Elle a accompagné toute mon enfance sous le surnom local (Berry) d’herbe grainée : j’ai, ancré dans ma mémoire, le souvenir des fastidieuses séances d’arrachage de ces grandes herbes qui poussaient chaque année en masse dans le champ de pomme de terre parental. Elles me fascinaient déjà par leur taille (plus grandes que moi !), leur vigueur et ces fichues racines si dures à extirper : plusieurs fois, j’ai souvenir d’être tombé à la renverse quand la plante finissait par « lâcher » d’un coup ! Ainsi naissent sans doute les vocations botaniques : au contact direct (et physique) du Vivant !

Herbe-arbre

Quatre modèles architecturaux d’arbres dont celui de Attim

Bien qu’étant une annuelle herbacée classique, le Chénopode blanc a tout d’un géant : dans les sites favorables, la plante atteint 1,50m de haut en moyenne et peut dépasser les deux mètres ! En plus, elle prend souvent un port en arbre miniature très typique ; au point que les botanistes rattachent son port à l’un des 24 modèles utilisés pour décrire l’architecture des arbres : le modèle de Attim.

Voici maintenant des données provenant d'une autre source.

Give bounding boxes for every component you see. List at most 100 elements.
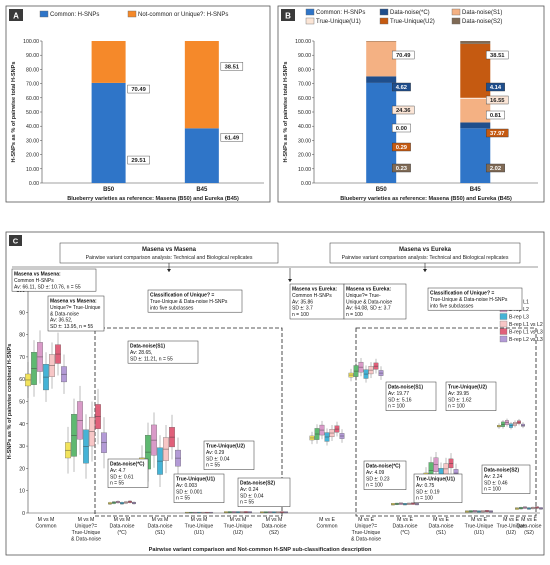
bar-segment: [460, 44, 490, 98]
annotation-text: Masena vs Masena:: [50, 299, 97, 305]
y-tick-label: 20.00: [26, 153, 39, 159]
x-tick-label: M vs M: [114, 517, 131, 523]
x-tick-label: Unique?=: [75, 524, 97, 530]
y-tick-label: 80.00: [26, 67, 39, 73]
annotation-text: Common H-SNPs: [292, 293, 332, 299]
annotation-text: SD ±: 0.001: [176, 489, 203, 495]
legend-swatch: [380, 18, 388, 24]
x-tick-label: B50: [103, 187, 115, 193]
x-tick-label: M vs M: [78, 517, 95, 523]
annotation-text: Av: 4.7: [110, 468, 126, 474]
legend-label: Data-noise(*C): [390, 10, 430, 16]
bar-segment: [366, 42, 396, 77]
data-label: 0.81: [490, 113, 502, 119]
x-tick-label: True-Unique: [465, 524, 494, 530]
annotation-text: into five subclasses: [430, 303, 474, 309]
x-tick-label: True-Unique: [352, 530, 381, 536]
bar-segment: [460, 41, 490, 44]
annotation-text: SD ±: 0.46: [484, 480, 508, 486]
annotation-text: n = 100: [366, 483, 383, 489]
x-tick-label: M vs E: [503, 517, 519, 523]
x-tick-label: Data-noise: [428, 524, 453, 530]
legend-swatch: [306, 9, 314, 15]
annotation-text: Masena vs Eureka:: [346, 287, 391, 293]
legend-label: True-Unique(U2): [390, 19, 435, 25]
annotation-text: SD ±: 11.21, n = 55: [130, 356, 173, 362]
data-label: 29.51: [131, 158, 146, 164]
x-tick-label: True-Unique: [224, 524, 253, 530]
data-label: 4.62: [396, 85, 407, 91]
y-tick-label: 60: [19, 377, 25, 383]
x-tick-label: Common: [35, 524, 56, 530]
legend-swatch: [452, 9, 460, 15]
panel-letter: A: [13, 12, 19, 21]
bar-segment: [185, 128, 219, 183]
x-tick-label: (U2): [233, 530, 243, 536]
annotation-text: Av: 0.24: [240, 487, 258, 493]
y-axis-label: H-SNPs as % of pairwise total H-SNPs: [283, 61, 289, 162]
legend-label: Data-noise(S2): [462, 19, 502, 25]
data-label: 2.02: [490, 166, 501, 172]
annotation-text: & Data-noise: [50, 311, 79, 317]
panel-frame: [6, 6, 270, 202]
annotation-text: SD ±: 3.7: [292, 306, 313, 312]
annotation-text: Data-noise(S1): [388, 385, 423, 391]
data-label: 24.36: [396, 108, 411, 114]
annotation-text: SD ±: 13.95, n = 55: [50, 324, 93, 330]
legend-label: B-rep L2 vs L3: [509, 337, 543, 343]
legend-swatch: [500, 314, 507, 320]
annotation-text: SD ±: 0.23: [366, 476, 390, 482]
x-tick-label: B45: [470, 187, 482, 193]
x-tick-label: (U1): [474, 530, 484, 536]
header-title: Masena vs Masena: [142, 247, 197, 253]
box: [260, 512, 263, 513]
data-label: 70.49: [131, 87, 146, 93]
y-axis-label: H-SNPs as % of pairwise combined H-SNPs: [7, 344, 13, 460]
y-tick-label: 70.00: [298, 82, 311, 88]
y-tick-label: 50.00: [26, 110, 39, 116]
header-title: Masena vs Eureka: [399, 247, 452, 253]
annotation-text: SD ±: 0.04: [206, 456, 230, 462]
y-axis-label: H-SNPs as % of pairwise total H-SNPs: [11, 61, 17, 162]
annotation-text: Unique?= True-Unique: [50, 305, 101, 311]
y-tick-label: 20.00: [298, 153, 311, 159]
data-label: 16.55: [490, 98, 505, 104]
y-tick-label: 0.00: [29, 181, 39, 187]
x-tick-label: M vs M: [230, 517, 247, 523]
y-tick-label: 30: [19, 444, 25, 450]
legend-swatch: [40, 11, 48, 17]
y-tick-label: 100.00: [295, 39, 311, 45]
x-tick-label: M vs M: [191, 517, 208, 523]
annotation-text: Data-noise(S2): [240, 481, 275, 487]
annotation-text: Data-noise(*C): [110, 462, 145, 468]
x-tick-label: & Data-noise: [71, 537, 101, 543]
y-tick-label: 60.00: [26, 96, 39, 102]
annotation-text: n = 100: [346, 312, 363, 318]
x-tick-label: M vs M: [266, 517, 283, 523]
legend-label: Common: H-SNPs: [316, 10, 365, 16]
annotation-text: True-Unique & Data-noise H-SNPs: [150, 299, 228, 305]
annotation-text: Av: 66.11, SD ±: 10.76, n = 55: [14, 284, 81, 290]
data-label: 4.14: [490, 85, 502, 91]
x-axis-label: Pairwise variant comparison and Not-comm…: [149, 547, 372, 553]
annotation-text: SD ±: 0.04: [240, 493, 264, 499]
bar-segment: [460, 128, 490, 183]
annotation-text: Unique?= True-: [346, 293, 381, 299]
y-tick-label: 10.00: [298, 167, 311, 173]
x-tick-label: Data-noise: [392, 524, 417, 530]
x-tick-label: (S1): [436, 530, 446, 536]
bar-segment: [92, 83, 126, 183]
annotation-text: n = 55: [110, 481, 124, 487]
legend-label: True-Unique(U1): [316, 19, 361, 25]
x-tick-label: (*C): [400, 530, 409, 536]
annotation-text: n = 55: [240, 500, 254, 506]
x-tick-label: M vs M: [152, 517, 169, 523]
annotation-text: Av: 0.29: [206, 450, 224, 456]
y-tick-label: 30.00: [298, 138, 311, 144]
annotation-text: True-Unique(U1): [416, 477, 455, 483]
x-tick-label: Data-noise: [109, 524, 134, 530]
annotation-text: SD ±: 1.62: [448, 397, 472, 403]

Dans ce modèle, l’arbre a un tronc qui pousse de manière continue à partir d’un bourgeon terminal (monopodial) et des branches latérales poussant de la même manière mais proches de l’horizontale et restant plus courts que le tronc (orthotropes). Le chénopode colle bien avec cette silhouette.

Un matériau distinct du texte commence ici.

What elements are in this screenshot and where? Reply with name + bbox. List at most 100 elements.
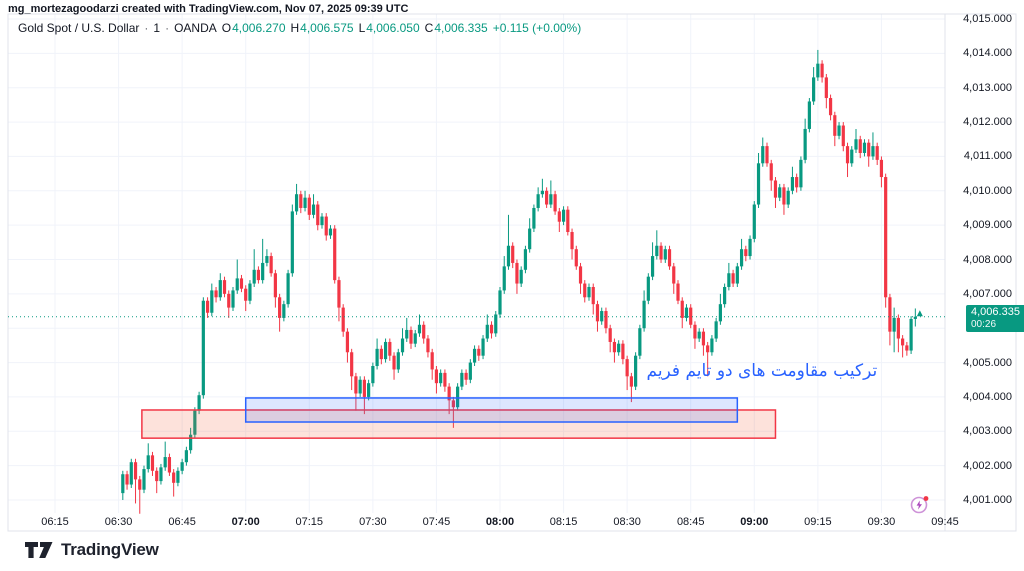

Mais attention, souvent aussi, dans les sites moins favorables ou en situation de forte compétition, le Chénopode peut aussi adopter un port plus simple avec des rameaux latéraux très courts et devenir très allongé. S’il subit une coupe (notamment lors des moissons) ou un pâturage (ovins dans les éteules notamment) sans être arraché, la tige repart du point de coupe en se ramifiant sans monter cette fois : la plante prend un aspect surbaissé de buisson étalé couché. Cette plasticité dans le port est un des nombreux atouts dont dispose le Chénopode blanc pour prospérer dans les environnements perturbés : il adapte sa silhouette très facilement !

Sa plasticité ne se limite pas au port. Ainsi son feuillage s’adapte selon l’éclairement. Selon qu’il pousse en plein soleil ou en situation plus ombragée, notamment quand de grandes herbes le surplombent (comme du maïs !), il va fabriquer des feuilles différentes : feuilles dites de soleil ou d’ombre. Les premières ont un tissu interne plus développé (deux couches au lieu d’une) et sont donc plus épaisses ; les chloroplastes des cellules (les « capteurs solaires ») sont différents aussi dans leur structure.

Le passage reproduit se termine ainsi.